[2021年7月24日]
東京オリンピック・パラリンピック2020が開幕した。
感染症が収束しない中でオリンピック・パラリンピックを開催するのはよろしくないという意見もいまだに根強くあるようだ。
法律の専門家までもが主張し始めるとなると、何かが違うような気がしなくもない。開催の可否は法律で裁かれるべきものなのだろうか。
もし、感染症ではなく、大規模洪水や大規模地震が発生したのなら、やはりオリンピックは開催しない方がよいのだろうか。開催できるのなら、開催するというので、よいのではないだろうか。
開催に向けて尽力されてきた人々や、開催に向けて練習に励んできた選手たちの努力にも、報いてあげるべきではないだろうか。
オリンピックはダメで、世界大会や世界選手権ならよい、のだろうか。なぜオリンピックだけがヤリ玉にあがるのか、理解しずらい。
オリンピックを開催するのはよくないという意見の根拠がよくわからない。
おなじように、入学者選抜のある公立高校や公立中学で、男女別定員があるのがよくないという意見の根拠も、説得力が十分でないと思う。
そもそも、東京都の公立高校、つまり都立高校の定員は、その春に中学校を卒業する人たちの人数に配慮して決定されるようになっている。
つまり、男子定員と女子定員は、それぞれ公立中学を卒業する人数によって決められ、それぞれの学校に配分されることになっているのだ。
都立高校の総定員が、そのように決められているのも、よくないことなのだろうか。
卒業生の男女別人数などおかまいなしに定員を設けたり、合格者を出していたら、都立高校に進める人数が、男子と女子で大きく差が開き、それこそ、性別による不公平が生じてしまう。
こちらのジェンダー問題には、どのような意見を示すのだろうか。
現在の男女別定員は、そうした男女別の不公平を回避するために設けられているということも、知っておくべきだろう。
もし、男女別定員を撤廃したら、どうなるだろうか。
男子校みたいな共学校、女子校みたいな共学校が、無数に発生してしまう可能性がある。もちろん蓋を開けて見なければ、どの程度は発生するかはわからないが、過去の志願状況からは、かなりの学校数になるだろうことは予想される。
男女別学の私立高校を目指しているならよいが、共学の都立高校への入学を希望しながら、蓋を開けてみたら、実質男子校や実質女子校に進学することになっても、なんら気にならないのだろうか。
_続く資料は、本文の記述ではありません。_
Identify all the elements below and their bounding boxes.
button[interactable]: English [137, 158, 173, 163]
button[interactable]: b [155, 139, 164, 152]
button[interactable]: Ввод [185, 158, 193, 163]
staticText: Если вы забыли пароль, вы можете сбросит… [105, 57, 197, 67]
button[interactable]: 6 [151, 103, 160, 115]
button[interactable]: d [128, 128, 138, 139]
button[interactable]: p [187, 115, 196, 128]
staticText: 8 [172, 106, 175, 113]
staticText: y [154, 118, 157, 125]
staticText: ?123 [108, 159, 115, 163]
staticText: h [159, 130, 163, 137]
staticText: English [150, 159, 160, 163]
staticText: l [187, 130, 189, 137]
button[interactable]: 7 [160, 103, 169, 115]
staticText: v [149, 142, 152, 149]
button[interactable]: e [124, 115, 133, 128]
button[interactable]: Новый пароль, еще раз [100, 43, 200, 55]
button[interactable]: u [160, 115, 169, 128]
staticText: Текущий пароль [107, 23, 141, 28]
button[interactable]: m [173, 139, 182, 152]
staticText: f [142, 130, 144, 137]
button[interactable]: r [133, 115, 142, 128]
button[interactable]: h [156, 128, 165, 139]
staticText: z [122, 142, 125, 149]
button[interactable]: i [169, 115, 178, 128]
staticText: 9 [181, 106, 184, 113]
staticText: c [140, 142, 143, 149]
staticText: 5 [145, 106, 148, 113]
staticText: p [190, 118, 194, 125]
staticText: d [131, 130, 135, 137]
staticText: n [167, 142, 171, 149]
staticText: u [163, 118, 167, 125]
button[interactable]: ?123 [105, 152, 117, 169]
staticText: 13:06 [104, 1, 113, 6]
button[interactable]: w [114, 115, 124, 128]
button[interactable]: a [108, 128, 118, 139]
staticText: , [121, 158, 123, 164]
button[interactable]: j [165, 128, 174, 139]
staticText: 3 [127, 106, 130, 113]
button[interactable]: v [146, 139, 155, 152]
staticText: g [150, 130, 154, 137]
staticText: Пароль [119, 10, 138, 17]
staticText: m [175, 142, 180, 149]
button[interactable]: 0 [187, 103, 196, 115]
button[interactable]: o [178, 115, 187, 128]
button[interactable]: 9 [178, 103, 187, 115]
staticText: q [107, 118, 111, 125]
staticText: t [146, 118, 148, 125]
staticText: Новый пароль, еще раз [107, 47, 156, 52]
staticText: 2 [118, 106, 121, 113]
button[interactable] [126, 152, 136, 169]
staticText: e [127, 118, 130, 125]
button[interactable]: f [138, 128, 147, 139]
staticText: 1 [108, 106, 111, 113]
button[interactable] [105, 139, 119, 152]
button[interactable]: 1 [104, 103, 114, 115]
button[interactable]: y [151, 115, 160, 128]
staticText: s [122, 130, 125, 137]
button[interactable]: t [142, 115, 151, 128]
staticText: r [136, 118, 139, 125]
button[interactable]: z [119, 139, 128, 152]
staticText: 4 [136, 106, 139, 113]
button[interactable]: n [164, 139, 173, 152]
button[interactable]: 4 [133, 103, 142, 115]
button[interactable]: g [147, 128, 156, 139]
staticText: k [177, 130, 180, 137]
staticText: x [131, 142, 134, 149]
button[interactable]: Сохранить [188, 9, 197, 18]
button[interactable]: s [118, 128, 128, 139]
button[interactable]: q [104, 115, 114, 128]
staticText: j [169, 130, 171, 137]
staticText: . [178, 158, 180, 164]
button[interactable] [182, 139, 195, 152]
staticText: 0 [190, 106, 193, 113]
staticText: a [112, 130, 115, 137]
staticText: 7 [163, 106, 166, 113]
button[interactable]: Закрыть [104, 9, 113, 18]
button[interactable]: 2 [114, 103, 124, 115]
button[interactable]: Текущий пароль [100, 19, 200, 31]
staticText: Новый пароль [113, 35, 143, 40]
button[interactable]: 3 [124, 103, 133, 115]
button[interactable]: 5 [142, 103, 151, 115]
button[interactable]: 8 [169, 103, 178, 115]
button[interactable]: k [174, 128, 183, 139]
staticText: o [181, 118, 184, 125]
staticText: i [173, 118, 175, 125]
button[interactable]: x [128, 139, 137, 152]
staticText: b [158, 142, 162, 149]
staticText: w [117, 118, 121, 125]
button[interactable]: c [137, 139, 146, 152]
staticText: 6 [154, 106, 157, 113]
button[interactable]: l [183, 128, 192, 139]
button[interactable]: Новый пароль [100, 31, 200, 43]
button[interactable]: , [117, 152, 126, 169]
そもそも、共学教育を行うこと前提にした学校でありながら、入学者のほとんどが男子だったり女子だったりするのは、学校運営上、あるいは教育上の観点から、許容できることなのだろうか。
本来は共学校でありながら、男子が極端に少ない共学校、女子が極端に少ない共学校に、受験生が魅力を感じるのかどうかも含め、男女定員の撤廃の議論は進めるべきだろう。
男女で入学難易度が違うことも、実は事前にわかっていることなので、それをふまえて受験校を選ぶというのでは、どうしても納得いかないのだろうか。
実は私立学校へも助成金が支給される他、生徒の保護者が支払う私立高校の授業料の無償化資金も公費から支給される。
私立学校の受入キャパシティも考慮して、地域の高校全体の受入定員を定めないと、公費が適切かつ効率的に配分されないリスクもある。
何事も、誰もが完全に納得がいく制度など、実現することは難しい。
どこに、適切な妥協点を見出すか、議論し尽くすしかないのだと思う。
あまり極端な政策に走り、その結果として、さらに多くの人が苦しむことになり、後で後悔することにならないことを、望む。